A load suspended on a spring with a coefficient of elasticity of 25 N / m oscillates with an amplitude of 12 cm. The speed of the load at the moment of equilibrium is 0.4. Find the mass of the load.
k = 25 N / m.
A = 12 cm = 0.12 m.
V = 0.4 m / s.
m -?
With harmonic vibrations, there is a transition from one type of mechanical energy to another.
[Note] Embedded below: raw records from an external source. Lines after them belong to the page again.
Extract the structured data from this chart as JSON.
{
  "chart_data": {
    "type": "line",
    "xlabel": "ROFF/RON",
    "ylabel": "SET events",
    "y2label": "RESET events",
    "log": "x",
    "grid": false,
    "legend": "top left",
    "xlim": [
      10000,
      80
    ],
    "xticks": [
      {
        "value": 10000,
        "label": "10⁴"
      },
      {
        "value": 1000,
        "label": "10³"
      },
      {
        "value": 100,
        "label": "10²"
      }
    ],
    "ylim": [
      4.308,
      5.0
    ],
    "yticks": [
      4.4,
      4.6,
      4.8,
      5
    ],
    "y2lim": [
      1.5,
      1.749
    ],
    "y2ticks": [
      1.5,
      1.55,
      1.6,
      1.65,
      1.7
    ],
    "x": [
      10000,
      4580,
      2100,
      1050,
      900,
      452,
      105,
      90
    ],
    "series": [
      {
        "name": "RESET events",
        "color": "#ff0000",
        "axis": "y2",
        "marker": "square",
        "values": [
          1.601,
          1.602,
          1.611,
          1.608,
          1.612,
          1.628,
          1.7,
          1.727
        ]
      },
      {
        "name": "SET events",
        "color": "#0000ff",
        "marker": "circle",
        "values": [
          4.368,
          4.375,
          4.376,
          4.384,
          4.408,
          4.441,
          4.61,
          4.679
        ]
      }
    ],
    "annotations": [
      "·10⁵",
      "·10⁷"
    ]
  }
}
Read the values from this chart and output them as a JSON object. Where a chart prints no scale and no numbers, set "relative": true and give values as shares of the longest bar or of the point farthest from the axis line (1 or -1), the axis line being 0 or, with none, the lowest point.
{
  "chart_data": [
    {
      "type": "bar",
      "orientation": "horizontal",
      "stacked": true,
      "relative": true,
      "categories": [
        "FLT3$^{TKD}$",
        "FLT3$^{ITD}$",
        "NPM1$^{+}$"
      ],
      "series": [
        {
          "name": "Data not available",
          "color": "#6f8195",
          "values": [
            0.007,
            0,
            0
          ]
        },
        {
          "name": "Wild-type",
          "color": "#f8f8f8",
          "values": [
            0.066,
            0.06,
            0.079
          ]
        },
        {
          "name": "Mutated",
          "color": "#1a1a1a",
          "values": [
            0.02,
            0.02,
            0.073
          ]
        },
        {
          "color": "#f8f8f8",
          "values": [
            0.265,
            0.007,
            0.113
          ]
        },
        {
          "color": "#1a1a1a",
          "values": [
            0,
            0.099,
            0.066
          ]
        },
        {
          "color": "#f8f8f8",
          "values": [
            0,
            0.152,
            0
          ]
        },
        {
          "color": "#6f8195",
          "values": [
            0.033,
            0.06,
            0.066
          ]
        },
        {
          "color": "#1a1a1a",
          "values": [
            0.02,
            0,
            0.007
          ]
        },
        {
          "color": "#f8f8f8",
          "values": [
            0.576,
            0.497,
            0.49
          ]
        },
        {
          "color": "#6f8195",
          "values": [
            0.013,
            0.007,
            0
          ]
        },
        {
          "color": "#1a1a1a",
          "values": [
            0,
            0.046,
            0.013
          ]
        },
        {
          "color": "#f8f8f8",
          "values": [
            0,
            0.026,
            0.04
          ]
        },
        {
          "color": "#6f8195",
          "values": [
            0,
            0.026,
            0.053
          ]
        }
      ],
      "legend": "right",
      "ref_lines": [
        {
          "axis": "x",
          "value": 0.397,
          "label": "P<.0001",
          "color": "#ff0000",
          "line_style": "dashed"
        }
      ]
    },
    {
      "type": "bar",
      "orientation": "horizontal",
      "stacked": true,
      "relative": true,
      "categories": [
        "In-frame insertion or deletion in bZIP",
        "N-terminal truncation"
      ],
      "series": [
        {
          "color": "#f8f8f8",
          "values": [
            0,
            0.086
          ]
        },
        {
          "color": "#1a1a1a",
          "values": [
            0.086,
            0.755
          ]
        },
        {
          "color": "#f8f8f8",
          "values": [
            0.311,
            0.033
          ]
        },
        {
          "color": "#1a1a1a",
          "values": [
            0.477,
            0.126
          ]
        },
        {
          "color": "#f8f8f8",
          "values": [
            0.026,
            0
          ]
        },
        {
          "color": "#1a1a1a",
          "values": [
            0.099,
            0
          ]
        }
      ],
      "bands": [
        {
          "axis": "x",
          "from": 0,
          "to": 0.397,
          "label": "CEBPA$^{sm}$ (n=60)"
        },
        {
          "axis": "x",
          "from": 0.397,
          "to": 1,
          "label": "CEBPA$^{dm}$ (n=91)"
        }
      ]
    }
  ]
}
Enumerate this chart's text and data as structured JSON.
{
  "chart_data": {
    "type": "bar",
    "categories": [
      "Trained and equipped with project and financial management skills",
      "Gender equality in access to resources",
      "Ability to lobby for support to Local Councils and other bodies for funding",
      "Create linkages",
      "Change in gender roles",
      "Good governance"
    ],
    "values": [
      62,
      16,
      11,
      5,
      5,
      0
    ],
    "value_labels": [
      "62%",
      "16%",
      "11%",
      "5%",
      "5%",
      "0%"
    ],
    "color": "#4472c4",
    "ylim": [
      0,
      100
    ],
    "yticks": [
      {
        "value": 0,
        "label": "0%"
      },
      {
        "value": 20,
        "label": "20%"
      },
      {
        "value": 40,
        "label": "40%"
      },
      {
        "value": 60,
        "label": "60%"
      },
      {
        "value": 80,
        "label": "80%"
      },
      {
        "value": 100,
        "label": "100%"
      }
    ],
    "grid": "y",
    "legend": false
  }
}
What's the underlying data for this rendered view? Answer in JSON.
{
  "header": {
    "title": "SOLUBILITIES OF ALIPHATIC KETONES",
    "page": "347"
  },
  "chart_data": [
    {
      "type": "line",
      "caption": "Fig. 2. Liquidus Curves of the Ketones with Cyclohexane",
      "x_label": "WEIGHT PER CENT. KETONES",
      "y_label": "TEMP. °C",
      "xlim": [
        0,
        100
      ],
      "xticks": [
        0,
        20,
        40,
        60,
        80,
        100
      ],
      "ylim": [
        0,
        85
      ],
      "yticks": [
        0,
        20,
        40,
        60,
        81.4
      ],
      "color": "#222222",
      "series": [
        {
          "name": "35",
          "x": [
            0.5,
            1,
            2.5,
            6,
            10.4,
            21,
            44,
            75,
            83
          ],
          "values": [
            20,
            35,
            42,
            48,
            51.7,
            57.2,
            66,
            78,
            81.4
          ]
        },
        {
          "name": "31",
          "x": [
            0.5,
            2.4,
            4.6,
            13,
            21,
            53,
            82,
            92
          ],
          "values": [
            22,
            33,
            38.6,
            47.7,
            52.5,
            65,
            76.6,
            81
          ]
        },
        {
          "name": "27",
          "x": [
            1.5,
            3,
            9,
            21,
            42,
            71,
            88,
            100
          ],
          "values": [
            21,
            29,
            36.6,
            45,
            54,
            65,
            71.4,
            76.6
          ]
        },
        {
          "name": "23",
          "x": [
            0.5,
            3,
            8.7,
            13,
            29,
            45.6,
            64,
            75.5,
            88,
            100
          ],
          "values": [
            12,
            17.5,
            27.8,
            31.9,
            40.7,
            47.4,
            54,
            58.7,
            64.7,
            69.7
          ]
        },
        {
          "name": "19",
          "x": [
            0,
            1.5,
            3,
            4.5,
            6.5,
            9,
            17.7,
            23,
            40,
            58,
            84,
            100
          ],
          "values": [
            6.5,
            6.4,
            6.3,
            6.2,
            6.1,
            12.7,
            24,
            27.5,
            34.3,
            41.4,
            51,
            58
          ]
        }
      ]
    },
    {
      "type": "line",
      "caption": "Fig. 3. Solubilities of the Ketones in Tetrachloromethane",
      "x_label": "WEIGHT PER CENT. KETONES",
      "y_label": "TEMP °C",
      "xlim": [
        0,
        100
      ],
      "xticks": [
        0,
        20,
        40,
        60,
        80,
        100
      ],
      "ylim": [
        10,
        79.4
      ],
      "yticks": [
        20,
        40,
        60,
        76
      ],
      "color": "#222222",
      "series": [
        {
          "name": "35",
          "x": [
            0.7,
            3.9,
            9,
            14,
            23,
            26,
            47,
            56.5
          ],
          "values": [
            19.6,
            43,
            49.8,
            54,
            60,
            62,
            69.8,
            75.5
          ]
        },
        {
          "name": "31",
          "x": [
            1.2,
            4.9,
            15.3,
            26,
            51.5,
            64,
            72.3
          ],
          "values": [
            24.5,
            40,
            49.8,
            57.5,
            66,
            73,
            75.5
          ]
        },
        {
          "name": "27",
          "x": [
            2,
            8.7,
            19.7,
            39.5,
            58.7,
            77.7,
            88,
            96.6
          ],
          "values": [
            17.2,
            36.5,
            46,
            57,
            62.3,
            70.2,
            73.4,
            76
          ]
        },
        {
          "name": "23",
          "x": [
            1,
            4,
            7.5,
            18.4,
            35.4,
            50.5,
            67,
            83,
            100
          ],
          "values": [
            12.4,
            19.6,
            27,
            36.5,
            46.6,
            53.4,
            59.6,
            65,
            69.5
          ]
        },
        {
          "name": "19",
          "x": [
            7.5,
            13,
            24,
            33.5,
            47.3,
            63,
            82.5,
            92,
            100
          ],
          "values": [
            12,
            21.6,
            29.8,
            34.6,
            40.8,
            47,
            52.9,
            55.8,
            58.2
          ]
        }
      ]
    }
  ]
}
At the moment with the greatest deflection, the spring pendulum has only potential energy, which is determined by the formula: En = k * A ^ 2/2, where k is the stiffness of the spring, A is the greatest deflection, that is, the amplitude.
At the moment of passing the equilibrium position, it has only kinetic energy: Ek = m * V ^ 2/2, where m is the mass of the load, V is the speed of its movement.
En = Ek.
k * A ^ 2/2 = m * V ^ 2/2.
k * A ^ 2 = m * V ^ 2.
The formula for determining the mass of the cargo will be: m = k * A ^ 2 / V ^ 2.
m = 25 N / m * (0.12 m) ^ 2 / (0.4 m / s) ^ 2 = 2.25 kg.
Answer: the mass of the cargo is m = 2.25 kg.